Keyphrases succinctly summarize a document’s content and the process of automatic keyphrase extraction involves the automated identification of significant and topic-relevant phrases from a text. Keyphrases play an important role in enhancing the capabilities of information retrieval systems [15, 3, 37, 6, 12] and contribute to natural language processing applications, e.g. document clustering [16], text classification [20], opinion mining [2], text summarization [21, 9], web tagging [27], and more, making the extraction of keyphrases an important area of data mining. Typically, keyphrases range from one to five words in length. The example of text (scientific abstract) with its keyphrases is presented in Table 1.
E-government.The author provides an introduction to the main issues surrounding E-government modernisation and electronic delivery of all public services by 2005. The author makes it clear that E-government is about transformation, not computers and hints at the special legal issues which may arise. |
This study is dedicated to exploring unsupervised methods based on keyphrase candidate extraction. These methods include two steps: initially, potential keyphrases are identified and extracted from the text; subsequently, these candidates are scored and ranked to determine the final keyphrases. Unsupervised keyphrase extraction techniques can be categorized into graph-based [29, 35, 14, 7, 5], statistical-based [31, 13, 8] and embedding/transformer-based [1, 23, 25, 10, 24, 34, 11, 33] approaches.

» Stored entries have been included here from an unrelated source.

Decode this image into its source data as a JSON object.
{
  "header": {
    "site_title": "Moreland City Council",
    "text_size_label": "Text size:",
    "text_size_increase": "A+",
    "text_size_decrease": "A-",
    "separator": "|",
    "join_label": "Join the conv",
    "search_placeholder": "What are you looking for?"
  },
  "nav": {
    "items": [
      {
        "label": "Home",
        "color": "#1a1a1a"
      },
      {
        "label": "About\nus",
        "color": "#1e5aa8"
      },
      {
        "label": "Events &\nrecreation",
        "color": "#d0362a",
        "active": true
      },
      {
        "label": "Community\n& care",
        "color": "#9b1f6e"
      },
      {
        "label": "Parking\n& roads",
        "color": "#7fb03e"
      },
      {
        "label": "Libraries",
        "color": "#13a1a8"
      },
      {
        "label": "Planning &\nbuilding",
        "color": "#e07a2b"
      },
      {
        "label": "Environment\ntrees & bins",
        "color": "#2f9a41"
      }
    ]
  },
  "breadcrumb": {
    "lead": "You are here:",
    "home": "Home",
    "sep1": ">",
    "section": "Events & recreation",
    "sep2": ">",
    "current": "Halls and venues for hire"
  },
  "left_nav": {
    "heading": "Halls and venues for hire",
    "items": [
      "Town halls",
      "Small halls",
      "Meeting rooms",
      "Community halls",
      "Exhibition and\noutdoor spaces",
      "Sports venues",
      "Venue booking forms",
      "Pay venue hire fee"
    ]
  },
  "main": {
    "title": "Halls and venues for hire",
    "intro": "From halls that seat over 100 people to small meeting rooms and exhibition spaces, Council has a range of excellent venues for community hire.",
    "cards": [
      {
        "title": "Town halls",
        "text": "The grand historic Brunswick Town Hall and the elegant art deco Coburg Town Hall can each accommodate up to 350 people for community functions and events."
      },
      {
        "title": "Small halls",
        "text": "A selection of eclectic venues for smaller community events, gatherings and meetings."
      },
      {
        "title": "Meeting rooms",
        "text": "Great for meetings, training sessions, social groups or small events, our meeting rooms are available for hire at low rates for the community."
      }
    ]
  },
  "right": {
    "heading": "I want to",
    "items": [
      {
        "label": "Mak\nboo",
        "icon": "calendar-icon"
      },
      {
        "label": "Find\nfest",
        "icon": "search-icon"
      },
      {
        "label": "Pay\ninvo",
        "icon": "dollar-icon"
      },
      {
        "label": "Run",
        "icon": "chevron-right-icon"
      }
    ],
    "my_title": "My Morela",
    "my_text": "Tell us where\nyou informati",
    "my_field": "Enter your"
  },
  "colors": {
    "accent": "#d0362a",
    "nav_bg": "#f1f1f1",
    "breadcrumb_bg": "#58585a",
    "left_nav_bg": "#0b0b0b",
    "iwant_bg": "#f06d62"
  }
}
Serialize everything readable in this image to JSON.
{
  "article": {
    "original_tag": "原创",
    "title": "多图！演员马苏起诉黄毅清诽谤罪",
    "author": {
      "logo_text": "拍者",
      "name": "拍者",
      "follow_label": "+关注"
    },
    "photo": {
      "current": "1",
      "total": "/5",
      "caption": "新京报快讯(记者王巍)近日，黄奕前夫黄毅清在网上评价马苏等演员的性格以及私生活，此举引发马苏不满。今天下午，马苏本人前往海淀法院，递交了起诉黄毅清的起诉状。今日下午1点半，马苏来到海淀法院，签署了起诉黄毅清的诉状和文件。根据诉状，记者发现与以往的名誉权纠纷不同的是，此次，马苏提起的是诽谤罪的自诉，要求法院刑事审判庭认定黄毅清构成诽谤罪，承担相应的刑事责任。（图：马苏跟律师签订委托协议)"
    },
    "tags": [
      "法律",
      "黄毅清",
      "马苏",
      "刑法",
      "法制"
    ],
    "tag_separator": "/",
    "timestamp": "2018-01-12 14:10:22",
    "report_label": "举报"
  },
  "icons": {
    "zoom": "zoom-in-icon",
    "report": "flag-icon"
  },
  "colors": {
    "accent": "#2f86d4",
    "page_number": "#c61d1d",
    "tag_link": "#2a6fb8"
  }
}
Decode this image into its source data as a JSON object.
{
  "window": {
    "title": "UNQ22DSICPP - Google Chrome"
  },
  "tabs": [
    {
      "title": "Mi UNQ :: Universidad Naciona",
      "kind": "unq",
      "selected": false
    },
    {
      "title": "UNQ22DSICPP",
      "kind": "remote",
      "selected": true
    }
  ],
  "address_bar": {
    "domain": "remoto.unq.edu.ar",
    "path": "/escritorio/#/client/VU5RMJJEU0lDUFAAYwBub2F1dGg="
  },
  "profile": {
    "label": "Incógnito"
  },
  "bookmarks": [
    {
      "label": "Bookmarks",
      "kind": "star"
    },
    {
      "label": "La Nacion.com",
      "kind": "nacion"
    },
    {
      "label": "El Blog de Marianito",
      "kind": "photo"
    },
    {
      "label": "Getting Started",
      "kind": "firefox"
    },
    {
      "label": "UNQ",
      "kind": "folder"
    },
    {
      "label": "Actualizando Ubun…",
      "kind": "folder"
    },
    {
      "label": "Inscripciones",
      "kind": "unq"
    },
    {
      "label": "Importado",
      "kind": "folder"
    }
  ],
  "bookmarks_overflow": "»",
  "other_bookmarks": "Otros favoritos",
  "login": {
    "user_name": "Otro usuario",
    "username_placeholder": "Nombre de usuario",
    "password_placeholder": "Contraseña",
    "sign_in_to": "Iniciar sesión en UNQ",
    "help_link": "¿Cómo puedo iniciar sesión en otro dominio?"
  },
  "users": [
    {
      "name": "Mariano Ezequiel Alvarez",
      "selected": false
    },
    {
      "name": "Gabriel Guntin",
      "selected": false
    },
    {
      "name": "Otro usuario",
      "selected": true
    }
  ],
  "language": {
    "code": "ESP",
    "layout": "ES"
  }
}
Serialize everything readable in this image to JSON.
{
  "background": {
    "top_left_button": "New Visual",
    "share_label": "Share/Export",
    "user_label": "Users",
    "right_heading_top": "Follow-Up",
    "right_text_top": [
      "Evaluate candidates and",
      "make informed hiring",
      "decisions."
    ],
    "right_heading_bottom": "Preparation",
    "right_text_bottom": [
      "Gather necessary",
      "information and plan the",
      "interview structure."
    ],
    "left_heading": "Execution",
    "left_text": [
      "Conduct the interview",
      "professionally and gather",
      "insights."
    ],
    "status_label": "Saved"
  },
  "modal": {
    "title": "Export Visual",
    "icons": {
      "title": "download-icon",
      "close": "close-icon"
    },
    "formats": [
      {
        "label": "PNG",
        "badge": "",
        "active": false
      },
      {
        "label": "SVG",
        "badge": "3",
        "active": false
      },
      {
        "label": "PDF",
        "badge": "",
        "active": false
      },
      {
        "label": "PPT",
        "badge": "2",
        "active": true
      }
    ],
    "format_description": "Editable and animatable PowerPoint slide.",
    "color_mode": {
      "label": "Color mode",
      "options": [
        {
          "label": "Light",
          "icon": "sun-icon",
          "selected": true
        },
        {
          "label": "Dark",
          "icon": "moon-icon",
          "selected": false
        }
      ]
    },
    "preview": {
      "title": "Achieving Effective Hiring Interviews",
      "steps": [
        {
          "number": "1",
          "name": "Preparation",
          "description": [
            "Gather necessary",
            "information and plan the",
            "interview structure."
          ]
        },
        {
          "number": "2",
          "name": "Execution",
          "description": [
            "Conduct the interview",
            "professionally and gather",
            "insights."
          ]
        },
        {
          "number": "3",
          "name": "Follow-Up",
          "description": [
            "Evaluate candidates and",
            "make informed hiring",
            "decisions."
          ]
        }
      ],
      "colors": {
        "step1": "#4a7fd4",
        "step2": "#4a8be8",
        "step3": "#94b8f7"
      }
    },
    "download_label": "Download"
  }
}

The results in the field are still far from high, and algorithms compete with each other for minimal improvements. Therefore, even small improvements play a role when comparing algorithms that extract keyphrases. In [36], the work of [26] is cited as the work where authors remove some words that are too common to be keywords. In our paper we call this kind of words: extended stop words. The list of these words from [26] is not publicly available [36].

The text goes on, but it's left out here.